RAPOR 100 HARI KABINET PRABOWO-GIBRAN: Kinerja, Tantangan, dan Harapan

Evaluasi Kinerja Kabinet Merah Putih dan Program Ekonomi, Energi, Lingkungan Hidup serta Penegakan Hukum

Jakarta, 21 Januari 2025 –Kabinet Prabowo-Gibran resmi menyelesaikan 100 hari pemerintahan mereka pada 21 Januari 2025, seratus hari pertama bukan sekadar angka, melainkan penanda awal untuk menakar sejauh mana arah pemerintahan sudah dan akan berjalan. CELIOS melakukan studi evaluasi kinerja kabinet Prabowo Gibran. Berbeda dengan studi evaluasi kinerja pemerintah lainnya yang menggunakan masyarakat awam sebagai responden, studi CELIOS menggunakan survei berbasis expert judgment.
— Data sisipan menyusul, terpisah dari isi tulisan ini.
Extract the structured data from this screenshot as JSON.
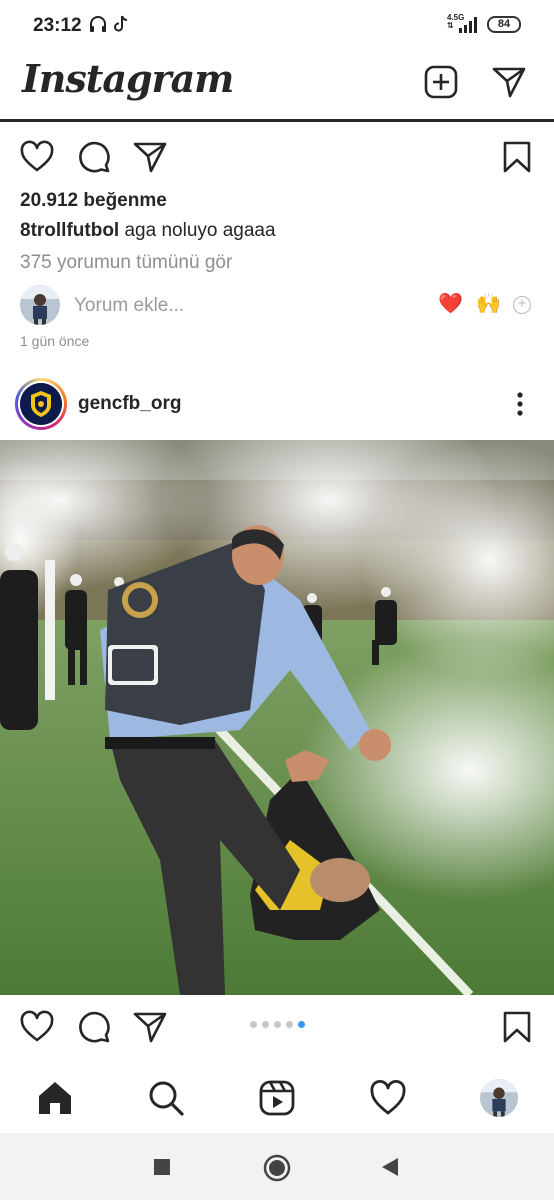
{
  "status_bar": {
    "time": "23:12",
    "network_top": "4.5G",
    "network_bottom": "⇅",
    "battery": "84"
  },
  "header": {
    "logo": "Instagram",
    "icons": [
      "new-post-icon",
      "direct-message-icon"
    ]
  },
  "previous_post": {
    "likes": "20.912 beğenme",
    "caption_user": "8trollfutbol",
    "caption_text": " aga noluyo agaaa",
    "view_comments": "375 yorumun tümünü gör",
    "comment_placeholder": "Yorum ekle...",
    "quick_emojis": [
      "❤️",
      "🙌"
    ],
    "time_ago": "1 gün önce"
  },
  "post": {
    "username": "gencfb_org",
    "carousel": {
      "total": 5,
      "active_index": 5
    }
  },
  "bottom_nav": [
    "home-icon",
    "search-icon",
    "reels-icon",
    "activity-heart-icon",
    "profile-avatar"
  ],
  "system_nav": [
    "recents-square-icon",
    "home-circle-icon",
    "back-triangle-icon"
  ],
  "colors": {
    "text": "#262626",
    "muted": "#8e8e8e",
    "heart_red": "#e0245e",
    "active_dot": "#3897f0"
  }
}
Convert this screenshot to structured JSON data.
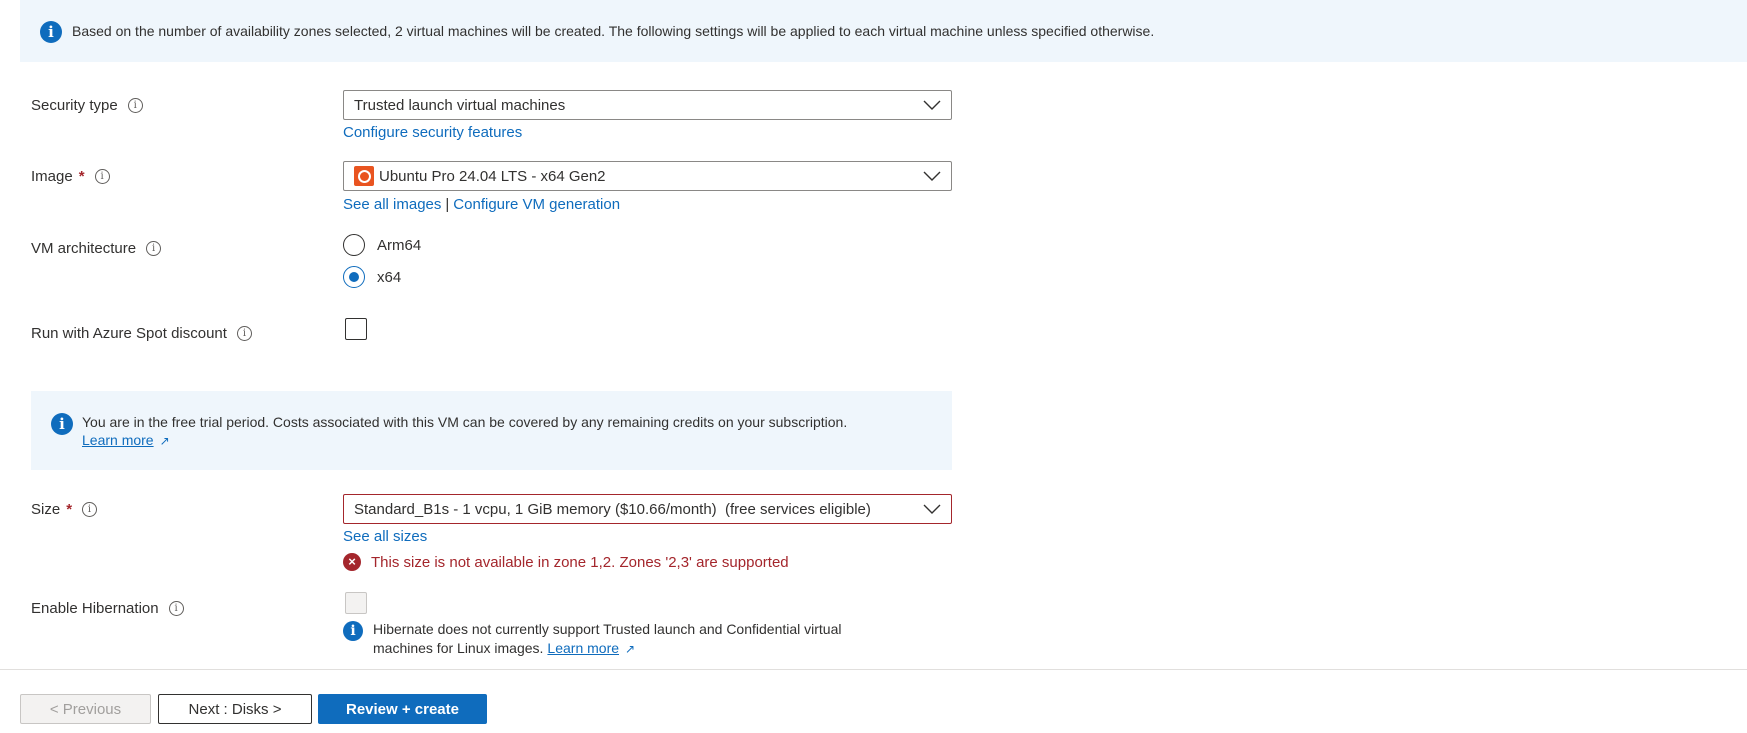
{
  "colors": {
    "accent": "#0f6cbd",
    "error": "#a4262c",
    "info_bg": "#eff6fc",
    "ubuntu": "#e95420"
  },
  "top_banner": {
    "icon": "info-icon",
    "message": "Based on the number of availability zones selected, 2 virtual machines will be created. The following settings will be applied to each virtual machine unless specified otherwise."
  },
  "security_type": {
    "label": "Security type",
    "value": "Trusted launch virtual machines",
    "link": "Configure security features"
  },
  "image": {
    "label": "Image",
    "required_mark": "*",
    "value": "Ubuntu Pro 24.04 LTS - x64 Gen2",
    "icon": "ubuntu-icon",
    "link_all": "See all images",
    "separator": "|",
    "link_config": "Configure VM generation"
  },
  "vm_architecture": {
    "label": "VM architecture",
    "options": [
      "Arm64",
      "x64"
    ],
    "selected": "x64"
  },
  "spot": {
    "label": "Run with Azure Spot discount",
    "checked": false
  },
  "trial_banner": {
    "message": "You are in the free trial period. Costs associated with this VM can be covered by any remaining credits on your subscription.",
    "link": "Learn more"
  },
  "size": {
    "label": "Size",
    "required_mark": "*",
    "value": "Standard_B1s - 1 vcpu, 1 GiB memory ($10.66/month)  (free services eligible)",
    "link": "See all sizes",
    "error": "This size is not available in zone 1,2. Zones '2,3' are supported"
  },
  "hibernation": {
    "label": "Enable Hibernation",
    "checked": false,
    "note": "Hibernate does not currently support Trusted launch and Confidential virtual machines for Linux images.",
    "link": "Learn more"
  },
  "footer": {
    "previous": "< Previous",
    "next": "Next : Disks >",
    "review": "Review + create"
  }
}
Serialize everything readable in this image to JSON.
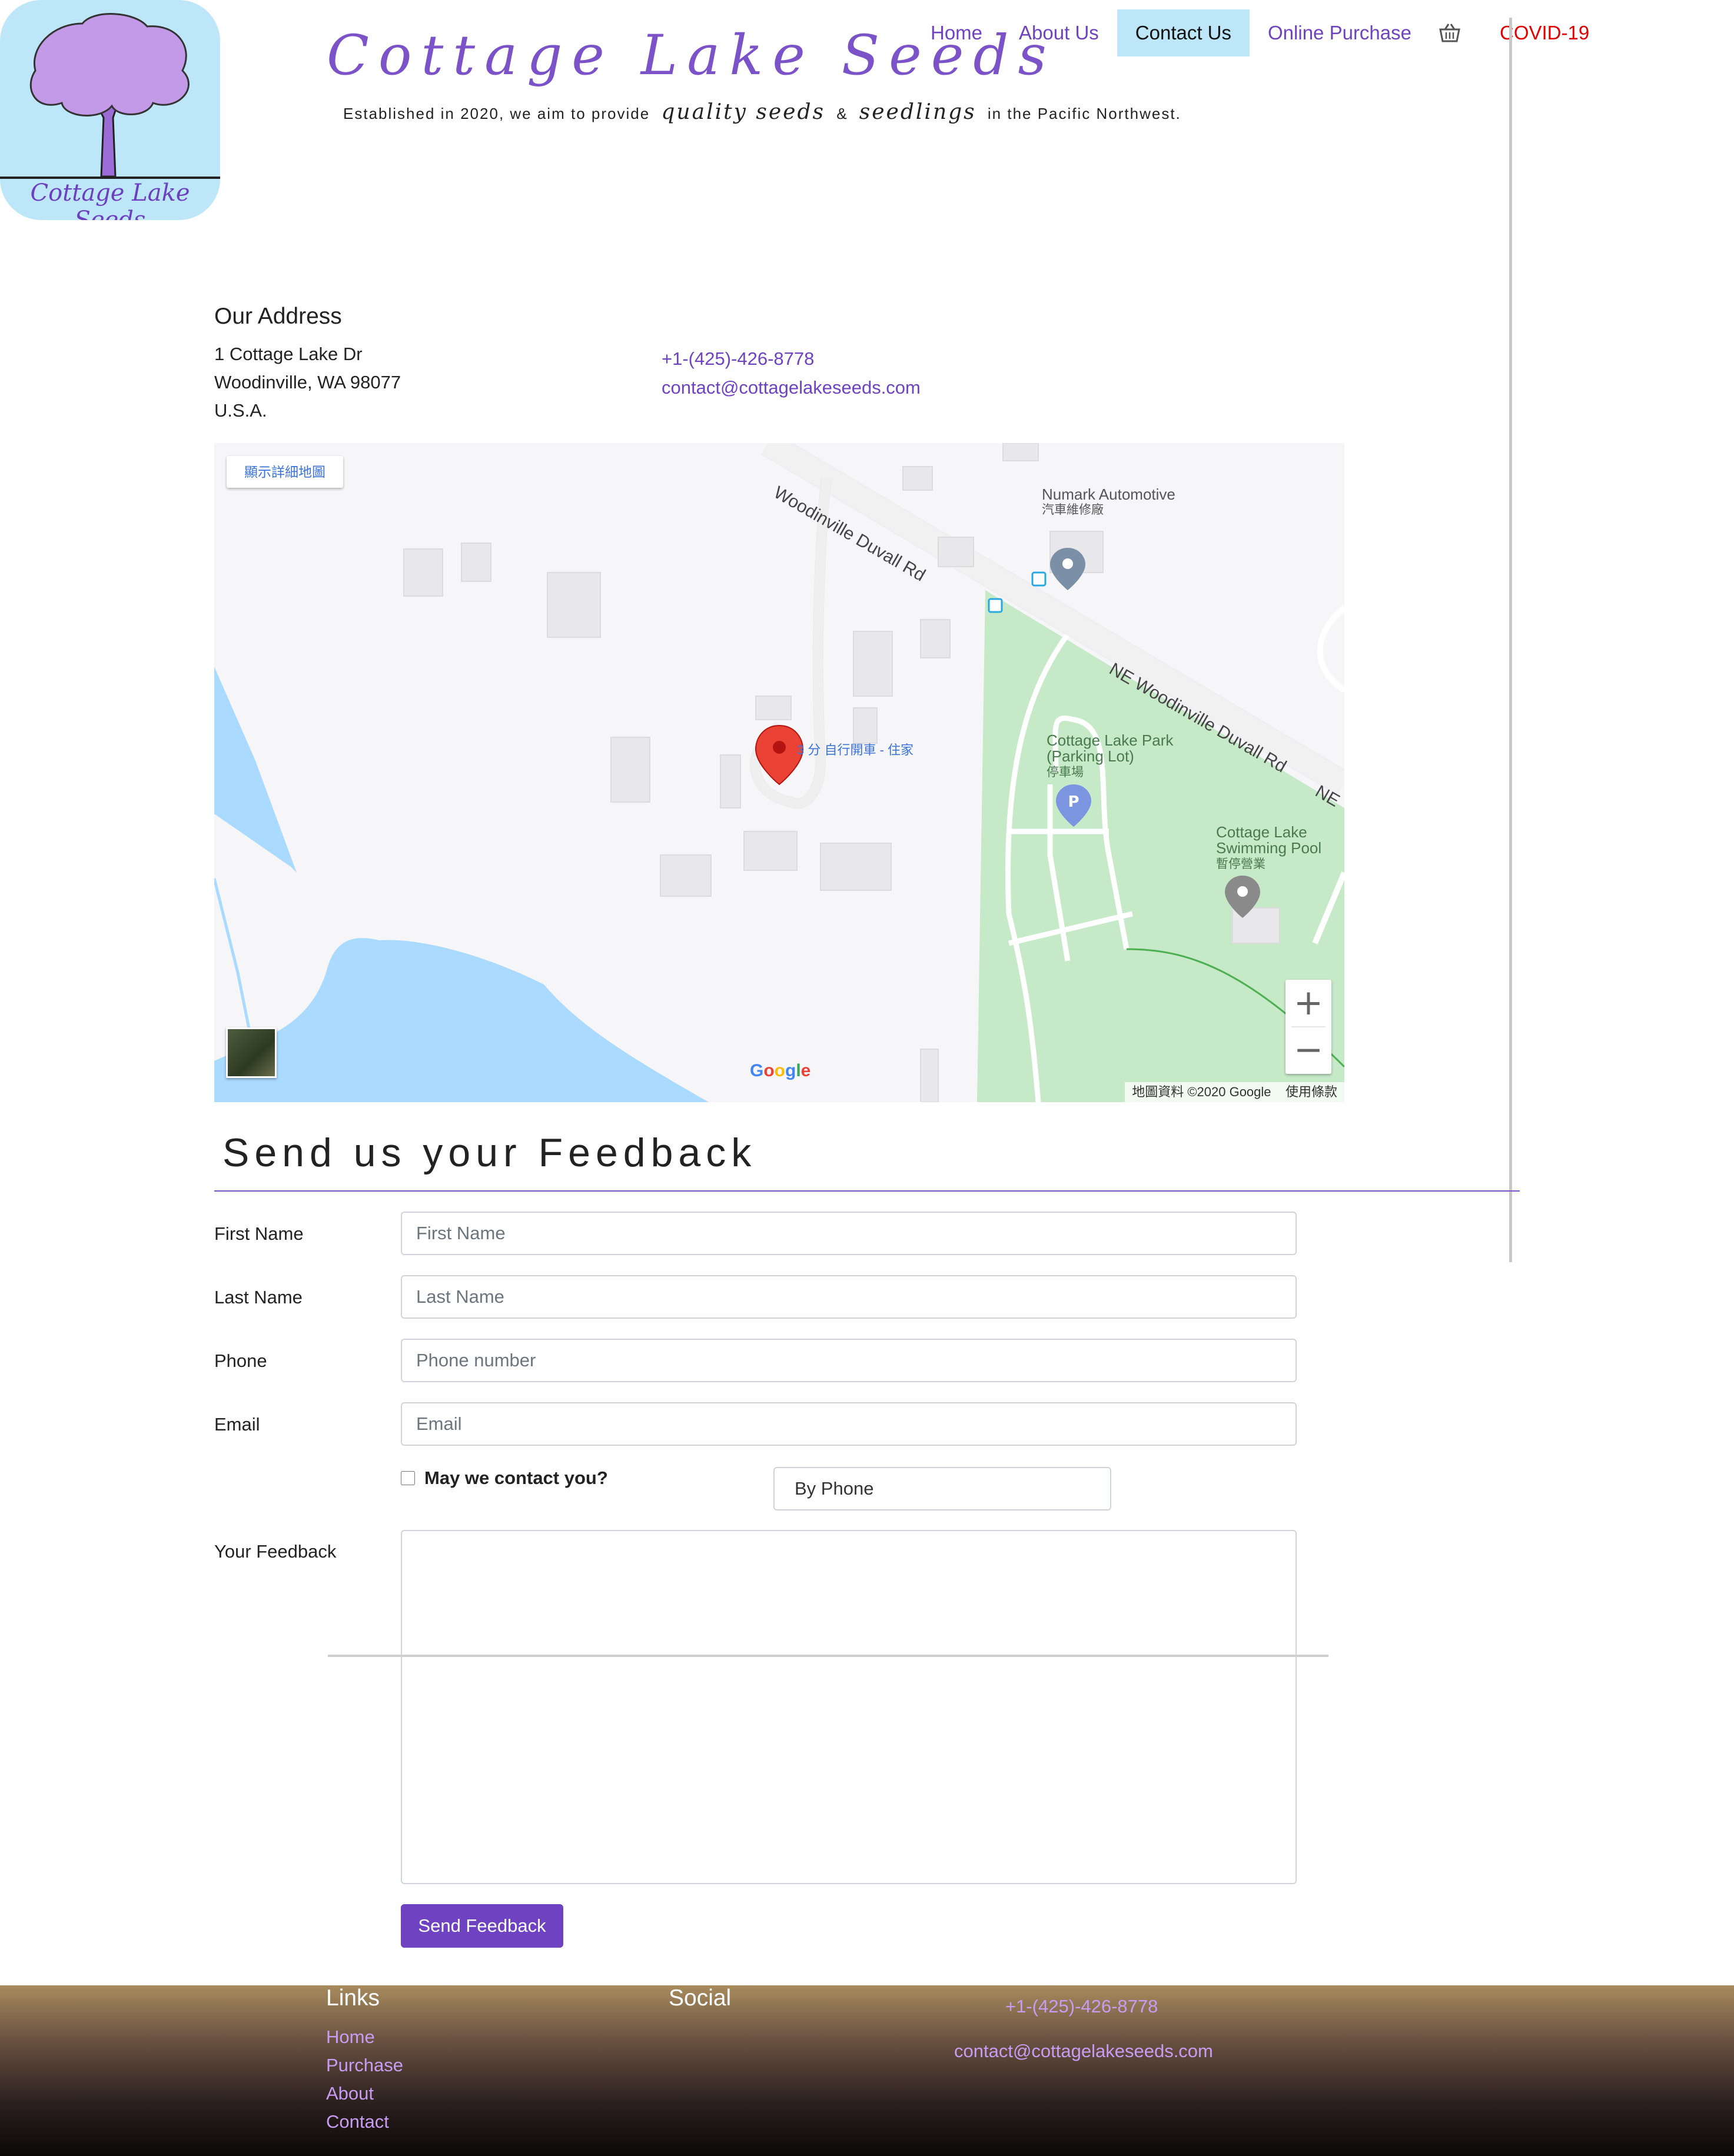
{
  "header": {
    "logo_text": "Cottage Lake Seeds",
    "site_title": "Cottage Lake Seeds",
    "tagline_part1": "Established in 2020, we aim to provide",
    "tagline_cursive1": "quality seeds",
    "tagline_amp": "&",
    "tagline_cursive2": "seedlings",
    "tagline_part2": "in the Pacific Northwest."
  },
  "nav": {
    "items": [
      {
        "label": "Home"
      },
      {
        "label": "About Us"
      },
      {
        "label": "Contact Us",
        "active": true
      },
      {
        "label": "Online Purchase"
      }
    ],
    "cart_icon": "shopping-basket-icon",
    "covid": "COVID-19"
  },
  "address": {
    "title": "Our Address",
    "lines": [
      "1 Cottage Lake Dr",
      "Woodinville, WA 98077",
      "U.S.A."
    ],
    "phone": "+1-(425)-426-8778",
    "email": "contact@cottagelakeseeds.com"
  },
  "map": {
    "detail_button": "顯示詳細地圖",
    "road_1": "Woodinville Duvall Rd",
    "road_2": "NE Woodinville Duvall Rd",
    "road_3": "NE",
    "poi_automotive": "Numark Automotive",
    "poi_automotive_sub": "汽車維修廠",
    "poi_park_1": "Cottage Lake Park",
    "poi_park_2": "(Parking Lot)",
    "poi_park_sub": "停車場",
    "poi_pool_1": "Cottage Lake",
    "poi_pool_2": "Swimming Pool",
    "poi_pool_sub": "暫停營業",
    "pin_label": "3 分 自行開車 - 住家",
    "zoom_in": "+",
    "zoom_out": "−",
    "google": "Google",
    "copyright": "地圖資料 ©2020 Google",
    "terms": "使用條款",
    "colors": {
      "water": "#aadaff",
      "park": "#c6e9c8",
      "land": "#f6f6f8",
      "pin": "#ea4335"
    }
  },
  "feedback": {
    "title": "Send us your Feedback",
    "fields": {
      "first_name_label": "First Name",
      "first_name_placeholder": "First Name",
      "last_name_label": "Last Name",
      "last_name_placeholder": "Last Name",
      "phone_label": "Phone",
      "phone_placeholder": "Phone number",
      "email_label": "Email",
      "email_placeholder": "Email"
    },
    "contact_checkbox_label": "May we contact you?",
    "contact_checked": false,
    "contact_method": "By Phone",
    "feedback_label": "Your Feedback",
    "feedback_value": "",
    "send_button": "Send Feedback"
  },
  "footer": {
    "links_heading": "Links",
    "links": [
      "Home",
      "Purchase",
      "About",
      "Contact"
    ],
    "social_heading": "Social",
    "phone": "+1-(425)-426-8778",
    "email": "contact@cottagelakeseeds.com"
  },
  "colors": {
    "accent": "#6f42c1",
    "active_bg": "#bde7f9",
    "covid": "#e00000"
  }
}
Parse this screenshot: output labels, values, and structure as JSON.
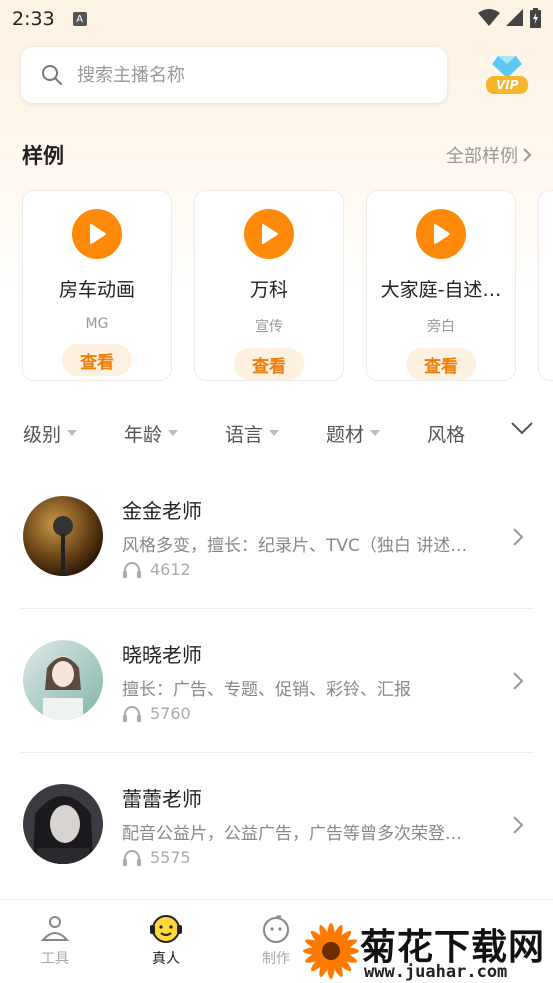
{
  "status": {
    "time": "2:33",
    "notif_letter": "A"
  },
  "search": {
    "placeholder": "搜索主播名称"
  },
  "vip": {
    "label": "VIP"
  },
  "samples": {
    "title": "样例",
    "more": "全部样例",
    "cards": [
      {
        "title": "房车动画",
        "sub": "MG",
        "button": "查看"
      },
      {
        "title": "万科",
        "sub": "宣传",
        "button": "查看"
      },
      {
        "title": "大家庭-自述…",
        "sub": "旁白",
        "button": "查看"
      }
    ]
  },
  "filters": [
    "级别",
    "年龄",
    "语言",
    "题材",
    "风格"
  ],
  "teachers": [
    {
      "name": "金金老师",
      "desc": "风格多变，擅长：纪录片、TVC（独白 讲述…",
      "plays": "4612"
    },
    {
      "name": "晓晓老师",
      "desc": "擅长：广告、专题、促销、彩铃、汇报",
      "plays": "5760"
    },
    {
      "name": "蕾蕾老师",
      "desc": "配音公益片，公益广告，广告等曾多次荣登…",
      "plays": "5575"
    }
  ],
  "tabs": [
    {
      "label": "工具",
      "icon": "tool-icon"
    },
    {
      "label": "真人",
      "icon": "face-icon",
      "active": true
    },
    {
      "label": "制作",
      "icon": "make-icon"
    }
  ],
  "watermark": {
    "text": "菊花下载网",
    "url": "www.juahar.com"
  },
  "colors": {
    "accent": "#ff8a0a",
    "accent_bg": "#fff1e0"
  }
}
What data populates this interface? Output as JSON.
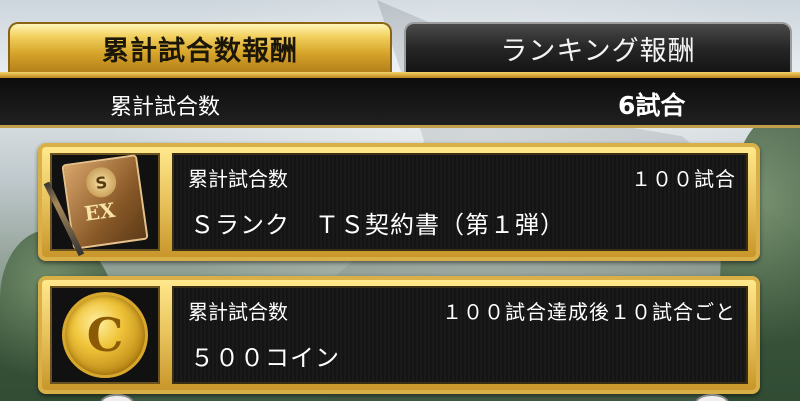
{
  "tabs": [
    {
      "label": "累計試合数報酬",
      "active": true
    },
    {
      "label": "ランキング報酬",
      "active": false
    }
  ],
  "summary": {
    "label": "累計試合数",
    "value": "6試合"
  },
  "rewards": [
    {
      "label": "累計試合数",
      "condition": "１００試合",
      "name": "Ｓランク　ＴＳ契約書（第１弾）",
      "icon": "contract-document-icon",
      "icon_text": {
        "seal": "S",
        "mark": "EX"
      }
    },
    {
      "label": "累計試合数",
      "condition": "１００試合達成後１０試合ごと",
      "name": "５００コイン",
      "icon": "coin-icon",
      "icon_text": {
        "mark": "C"
      }
    }
  ],
  "colors": {
    "accent_gold": "#d9b048",
    "panel_dark": "#141414",
    "tab_inactive": "#262626"
  }
}
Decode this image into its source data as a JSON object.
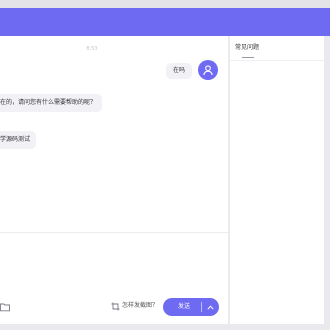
{
  "chat": {
    "timestamp": "8:53",
    "user_message": "在吗",
    "bot_messages": [
      "在的，请问您有什么需要帮助的呢？",
      "学源码测试"
    ]
  },
  "composer": {
    "screenshot_help": "怎样发截图？",
    "send_label": "发送"
  },
  "side": {
    "faq_tab": "常见问题"
  },
  "icons": {
    "avatar": "user-icon",
    "folder": "folder-icon",
    "screenshot": "crop-icon",
    "chevron": "chevron-up-icon"
  },
  "colors": {
    "accent": "#6e6af2",
    "bubble": "#f1f1f6"
  }
}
Panelis terdiri dari 95 jurnalis dari 44 lembaga pers kredibel yang memiliki wawasan mendalam tentang kinerja pemerintah. Para jurnalis dipilih karena mereka memiliki akses langsung dan kemampuan untuk mengamati kinerja pejabat publik secara rutin, serta menganalisis hasil dari kebijakan dan program pemerintah.

Hasil studi CELIOS menunjukkan bahwa Prabowo Subianto memperoleh rapor 5 dari 10, sementara Gibran Rakabuming Raka mendapat rapor sangat rendah, yakni 3 dari 10. Sebagian besar responden menilai pencapaian program kerja dan kualitas komunikasi yang tidak memuaskan.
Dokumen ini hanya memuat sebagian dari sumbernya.